Forest Lawn’s founder, Dr. Hubert Eaton (who signed off with Masonic pride as “The Builder”), not only imagined his memorial park to be a place of peaceful introspection in times of death, but also aimed to enliven the grounds with the same architecture, art, and spirit of the Old World to invite the living to visit. For example, there’s an exact replica of Michelangelo’s unashamedly nude David looming over a corner courtyard to take in, while an exhibition dedicated to “The Art of the Motorcycle” is currently housed inside the main Forest Lawn Museum. In its entirety, Forest Lawn is an inviting place to stroll through even without deceased kin or friends to visit – sort of the quiet cultural yin to cross town rival, Hollywood Forever’s raucous movie-on-the-cemetery-lawn-and-concerts-in-the-park yang. 

And up on the highest hill of Forest Lawn Memorial Park is housed one of the biggest guarded, yet open to the public, secrets in Los Angeles.

Behind the doors of the Hall of The Crucifixion-Resurrection is the largest permanently mounted religious painting in the world. Painted by Polish artist, Jan Styka, the 195 feet long and 45 feet tall The Crucifixion is kept behind closed doors and hidden under protective curtains inside a cavernous auditorium built specifically to showcase the enormous panoramic capturing humanity wronging our hippy-haired savior, a religious still life Cinerama Dome (which, by the way,  for comparison is only 32 feet by 86 feet in size).

Because there’s no photography allowed inside the Hall of The Crucifixion-Resurrection, I was only able to leave with this $2.50 postcard to illustrate the width of the painting. The dinosaur is not there for scale.
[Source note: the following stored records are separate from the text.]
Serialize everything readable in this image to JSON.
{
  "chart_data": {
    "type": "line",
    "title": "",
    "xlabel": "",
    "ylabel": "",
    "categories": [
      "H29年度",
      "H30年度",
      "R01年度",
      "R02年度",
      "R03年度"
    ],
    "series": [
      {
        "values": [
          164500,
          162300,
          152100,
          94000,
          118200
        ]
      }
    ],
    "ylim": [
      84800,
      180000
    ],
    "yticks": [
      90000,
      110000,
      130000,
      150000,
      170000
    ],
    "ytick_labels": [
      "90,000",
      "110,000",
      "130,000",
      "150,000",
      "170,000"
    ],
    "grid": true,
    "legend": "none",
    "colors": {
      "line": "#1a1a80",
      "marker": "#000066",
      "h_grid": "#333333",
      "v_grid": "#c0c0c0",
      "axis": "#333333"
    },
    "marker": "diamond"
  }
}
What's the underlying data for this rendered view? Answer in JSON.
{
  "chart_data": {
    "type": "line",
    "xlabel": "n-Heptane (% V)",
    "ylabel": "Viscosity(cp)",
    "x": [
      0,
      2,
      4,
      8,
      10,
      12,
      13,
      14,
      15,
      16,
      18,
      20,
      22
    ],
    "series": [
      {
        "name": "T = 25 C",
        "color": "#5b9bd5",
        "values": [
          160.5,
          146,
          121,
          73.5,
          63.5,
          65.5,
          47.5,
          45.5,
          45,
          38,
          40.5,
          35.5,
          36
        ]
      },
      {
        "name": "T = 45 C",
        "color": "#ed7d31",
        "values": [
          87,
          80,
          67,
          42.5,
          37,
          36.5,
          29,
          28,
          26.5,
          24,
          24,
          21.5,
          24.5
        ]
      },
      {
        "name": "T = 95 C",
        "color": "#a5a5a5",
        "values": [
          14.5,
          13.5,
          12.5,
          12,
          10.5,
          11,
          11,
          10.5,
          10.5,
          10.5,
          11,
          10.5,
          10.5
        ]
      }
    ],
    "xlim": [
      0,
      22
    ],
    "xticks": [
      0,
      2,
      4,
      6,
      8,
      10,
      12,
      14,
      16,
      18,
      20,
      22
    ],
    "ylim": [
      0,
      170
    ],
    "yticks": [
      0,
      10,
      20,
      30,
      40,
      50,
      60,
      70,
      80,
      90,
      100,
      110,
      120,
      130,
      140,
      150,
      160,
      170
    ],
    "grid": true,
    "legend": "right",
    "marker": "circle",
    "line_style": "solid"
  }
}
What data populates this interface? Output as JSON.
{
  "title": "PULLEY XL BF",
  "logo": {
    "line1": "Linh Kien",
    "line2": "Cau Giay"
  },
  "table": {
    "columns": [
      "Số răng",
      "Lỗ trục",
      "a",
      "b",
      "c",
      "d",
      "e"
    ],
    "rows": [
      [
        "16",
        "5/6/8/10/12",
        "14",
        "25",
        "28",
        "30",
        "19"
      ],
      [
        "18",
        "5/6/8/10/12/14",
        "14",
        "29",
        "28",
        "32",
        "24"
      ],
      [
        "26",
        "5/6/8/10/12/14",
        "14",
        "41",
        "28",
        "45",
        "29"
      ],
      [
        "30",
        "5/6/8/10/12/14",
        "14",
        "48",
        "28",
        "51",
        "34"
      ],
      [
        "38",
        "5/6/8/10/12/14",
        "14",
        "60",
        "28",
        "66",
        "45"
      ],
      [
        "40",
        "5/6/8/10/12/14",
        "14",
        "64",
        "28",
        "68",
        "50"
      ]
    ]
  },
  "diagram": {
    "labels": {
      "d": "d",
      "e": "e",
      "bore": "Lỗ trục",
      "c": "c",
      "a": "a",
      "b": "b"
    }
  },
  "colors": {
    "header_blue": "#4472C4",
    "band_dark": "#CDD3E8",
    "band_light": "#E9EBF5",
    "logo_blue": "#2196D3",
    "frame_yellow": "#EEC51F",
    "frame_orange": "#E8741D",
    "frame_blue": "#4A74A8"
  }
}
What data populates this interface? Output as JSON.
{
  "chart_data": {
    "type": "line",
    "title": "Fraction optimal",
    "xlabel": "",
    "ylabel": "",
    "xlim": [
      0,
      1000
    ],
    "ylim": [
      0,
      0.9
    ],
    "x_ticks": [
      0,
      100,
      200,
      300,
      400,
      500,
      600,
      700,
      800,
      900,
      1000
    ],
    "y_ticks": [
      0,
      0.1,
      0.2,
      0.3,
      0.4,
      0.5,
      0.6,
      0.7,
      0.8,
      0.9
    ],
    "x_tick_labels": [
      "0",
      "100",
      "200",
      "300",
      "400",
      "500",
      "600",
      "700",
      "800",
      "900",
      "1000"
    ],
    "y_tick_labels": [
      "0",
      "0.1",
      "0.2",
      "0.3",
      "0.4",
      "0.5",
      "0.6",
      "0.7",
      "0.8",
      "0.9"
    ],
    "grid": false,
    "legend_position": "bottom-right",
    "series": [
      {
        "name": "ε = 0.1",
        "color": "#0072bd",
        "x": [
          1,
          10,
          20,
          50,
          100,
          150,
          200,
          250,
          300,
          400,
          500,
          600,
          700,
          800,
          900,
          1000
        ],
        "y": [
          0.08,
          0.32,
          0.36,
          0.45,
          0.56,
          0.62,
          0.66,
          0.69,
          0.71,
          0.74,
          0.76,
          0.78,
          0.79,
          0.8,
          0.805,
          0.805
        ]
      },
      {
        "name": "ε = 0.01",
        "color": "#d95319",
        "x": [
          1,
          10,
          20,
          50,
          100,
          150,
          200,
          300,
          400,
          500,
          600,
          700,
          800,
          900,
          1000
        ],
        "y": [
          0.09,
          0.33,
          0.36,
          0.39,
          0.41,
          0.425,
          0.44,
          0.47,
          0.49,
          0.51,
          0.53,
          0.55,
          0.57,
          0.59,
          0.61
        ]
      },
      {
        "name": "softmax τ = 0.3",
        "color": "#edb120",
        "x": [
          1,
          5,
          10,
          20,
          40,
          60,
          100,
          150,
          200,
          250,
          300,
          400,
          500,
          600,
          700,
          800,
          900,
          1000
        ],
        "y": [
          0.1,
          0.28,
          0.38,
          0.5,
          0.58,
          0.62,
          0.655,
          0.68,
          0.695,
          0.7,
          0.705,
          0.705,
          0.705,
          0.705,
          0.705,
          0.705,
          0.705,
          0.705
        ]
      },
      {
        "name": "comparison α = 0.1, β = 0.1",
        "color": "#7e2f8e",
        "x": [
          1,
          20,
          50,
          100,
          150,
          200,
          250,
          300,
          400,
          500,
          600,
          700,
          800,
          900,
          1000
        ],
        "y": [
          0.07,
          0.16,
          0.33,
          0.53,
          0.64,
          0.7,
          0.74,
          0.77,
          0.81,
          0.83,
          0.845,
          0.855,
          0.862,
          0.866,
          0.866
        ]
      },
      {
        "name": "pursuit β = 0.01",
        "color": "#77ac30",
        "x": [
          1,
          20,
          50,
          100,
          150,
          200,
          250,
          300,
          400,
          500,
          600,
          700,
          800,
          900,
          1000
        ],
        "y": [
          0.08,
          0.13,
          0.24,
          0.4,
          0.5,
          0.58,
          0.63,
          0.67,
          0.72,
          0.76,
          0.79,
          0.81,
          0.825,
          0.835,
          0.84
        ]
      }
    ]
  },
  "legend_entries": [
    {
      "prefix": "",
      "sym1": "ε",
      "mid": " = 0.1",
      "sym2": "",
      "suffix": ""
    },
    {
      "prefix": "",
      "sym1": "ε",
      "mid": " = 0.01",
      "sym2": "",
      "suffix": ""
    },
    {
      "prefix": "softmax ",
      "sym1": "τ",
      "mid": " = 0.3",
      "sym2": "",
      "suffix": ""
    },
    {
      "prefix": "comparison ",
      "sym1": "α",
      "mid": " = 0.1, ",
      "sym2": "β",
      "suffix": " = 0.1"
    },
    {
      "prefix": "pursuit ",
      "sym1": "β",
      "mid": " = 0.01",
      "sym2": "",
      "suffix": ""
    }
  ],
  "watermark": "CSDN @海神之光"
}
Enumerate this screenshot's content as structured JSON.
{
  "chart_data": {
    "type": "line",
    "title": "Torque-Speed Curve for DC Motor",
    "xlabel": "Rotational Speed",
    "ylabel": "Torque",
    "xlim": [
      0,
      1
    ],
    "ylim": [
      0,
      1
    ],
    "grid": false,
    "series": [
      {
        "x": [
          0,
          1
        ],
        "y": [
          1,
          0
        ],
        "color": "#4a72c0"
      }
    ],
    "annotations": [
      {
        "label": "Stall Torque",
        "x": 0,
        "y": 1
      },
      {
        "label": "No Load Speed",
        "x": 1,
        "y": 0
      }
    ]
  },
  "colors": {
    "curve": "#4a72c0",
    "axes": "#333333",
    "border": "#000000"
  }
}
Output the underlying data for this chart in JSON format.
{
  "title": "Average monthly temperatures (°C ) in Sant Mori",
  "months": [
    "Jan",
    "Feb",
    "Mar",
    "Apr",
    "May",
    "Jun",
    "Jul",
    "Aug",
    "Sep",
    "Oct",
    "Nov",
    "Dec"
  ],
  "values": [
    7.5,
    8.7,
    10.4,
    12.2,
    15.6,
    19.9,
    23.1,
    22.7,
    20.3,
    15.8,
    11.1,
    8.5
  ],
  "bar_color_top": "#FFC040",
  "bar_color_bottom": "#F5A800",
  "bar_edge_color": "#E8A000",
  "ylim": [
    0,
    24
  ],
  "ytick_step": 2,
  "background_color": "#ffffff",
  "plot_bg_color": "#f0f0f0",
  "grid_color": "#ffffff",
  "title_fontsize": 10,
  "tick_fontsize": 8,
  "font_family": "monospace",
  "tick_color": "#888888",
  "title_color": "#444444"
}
Visitors are invited – for free – to sit through a somewhat overly melodramatic presentation before unveiling a painting so wide, you’ll notice fellow attendees’ heads motioning side-to-side as if responding, “No…heavens no!” The aged and somewhat musty auditorium setting further adds to an Overlook Hotel, “it’s always been there” vibe, but it’s hard not to recommend everyone experience the grandiose piece of artwork resurrected for display six days a week – regardless of faith (or lack thereof ) –  at least once.